Turkey’s Diyanet, Muslim Brotherhood to woo European Muslims


The Turkish government’s Religious Affairs Directorate (Diyanet), in cooperation with the Muslim Brotherhood network in Europe, is set to woo European Muslims with a new secretariat to be set up in the Turkish capital of Ankara.

The Diyanet and its German affiliate, the Turkish-Islamic Union for Religious Affairs (DİTİB), held a conference in the German city of Cologne Jan. 2-4, 2019 to address issues facing European Muslims. Some 100 representatives reportedly attended the three-day event, which concluded with 18-point final declaration.

A decision was taken to set up a secretariat under the Diyanet in Ankara that will oversee the meetings of European Muslims. The secretariat will also organize a major gathering of European Muslims every two years.

The event, the Second Meeting of European Muslims, was attended by Ali Erbaş, the head of Turkey’s Religious Affairs Directorate, and Hussein Mohammed Halawa, general secretary of the European Council for Fatwa and Research (ECFR), a Dublin-based Muslim Brotherhood organization that serves as a channel for controversial cleric Yusuf al-Qaradawi.

Speaking at the event, Erbaş rejected such terms as moderate Islam, European Islam or French Islam and said all efforts to coin such terms would be in vain. He described the hostility against Islam as a crime against humanity and accused print, broadcast and social media of hiding behind criticism to cover up the hostility against Islam.

Turkey’s top government imam also criticized Germany and other European countries, although not by name, and said host countries’ expectation that immigrant Muslim communities would sever ties with their countries of origin was inhuman and against nature. He underlined that policies developed by host countries without the involvement of volunteer Muslim groups in Europe were doomed to fail.

“Because marginalizing civil society organizations or trying to reshape them not only amounts to an interference in religious, legal and individual freedoms but also means people will be left vulnerable and defenseless to assimilation,” he added.

Erbaş noted that it was important to monitor developments with regards to Muslims in Germany and Europe and asked for solutions to cope with the narrative and activities to smear Muslims.

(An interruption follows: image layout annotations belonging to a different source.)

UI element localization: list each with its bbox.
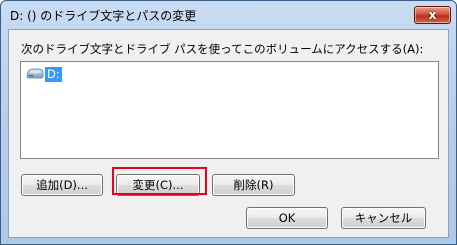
dialog-window: D: () のドライブ文字とパスの変更 x 次のドライブ文字とドライブ パスを使… <box>0 0 457 245</box>
drive-icon <box>26 67 44 81</box>
list-item-label: D: <box>45 66 62 82</box>
dialog-body: 次のドライブ文字とドライブ パスを使ってこのボリュームにアクセスする(A): D… <box>8 29 449 238</box>
highlight-box <box>112 167 207 195</box>
close-button[interactable]: x <box>414 6 451 24</box>
add-button[interactable]: 追加(D)... <box>21 174 103 196</box>
access-prompt-label: 次のドライブ文字とドライブ パスを使ってこのボリュームにアクセスする(A): <box>21 42 424 56</box>
close-icon: x <box>428 8 437 22</box>
ok-button[interactable]: OK <box>246 207 328 229</box>
list-item[interactable]: D: <box>26 66 62 82</box>
cancel-button[interactable]: キャンセル <box>341 207 426 229</box>
remove-button[interactable]: 削除(R) <box>212 174 295 196</box>
drive-path-listbox[interactable]: D: <box>20 61 439 159</box>
window-title: D: () のドライブ文字とパスの変更 <box>10 9 197 23</box>
title-bar[interactable]: D: () のドライブ文字とパスの変更 x <box>1 1 456 29</box>
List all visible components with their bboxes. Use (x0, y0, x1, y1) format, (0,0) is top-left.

The Cologne-based DİTİB is the largest Islamic umbrella group in Germany as well as in Lower Saxony and Bremen. It runs more than 900 mosques tied to the Turkish government’s Directorate of Religious Affairs, which provides imams to DİTİB mosques.

In recent years, DİTİB has been accused of acting as the long arm of the Turkish government. Some imams are alleged to have acted on the orders of Turkish diplomatic posts to spy on followers of the Gülen movement, a civic group that is critical of the Recep Tayyip Erdoğan government. The movement is led by US-based Turkish Muslim scholar Fethullah Gülen.

In February 2017 German police teams raided the apartments of four DİTİB imams in North Rhine-Westphalia and Rhineland-Palatinate who were suspected of acting as informants on sympathizers of the Gülen movement. The Federal Public Prosecutor’s Office (GBA) said the imams had acted on an order issued on Sept. 20, 2016 by the Religious Affairs Directorate to spy on Gülen movement sympathizers.

German Justice Minister Heiko Maas said the four imams were members of DİTİB. “It is very clear that the influence of the Turkish state on DİTİB is big. The association must plausibly disengage itself from Ankara,” Maas said in a statement.

The final communiqué issued at the end of the event in Cologne described the Gülen movement as a “terrorist organization,” reflecting the Turkish government’s official line. This stands in sharp contrast to the public record that shows the movement has not been involved in any violence. In fact, the track record of the movement’s leader, Gulen, shows the cleric has been opposed for decades to any violence or manipulation of religion for political goals.

Erdoğan accused Gülen of staging corruption probes in 2013 and a failed coup in 2016. Gülen has repeatedly and strongly denied these allegations, and the Turkish government has so far failed to present any evidence to back up its claims.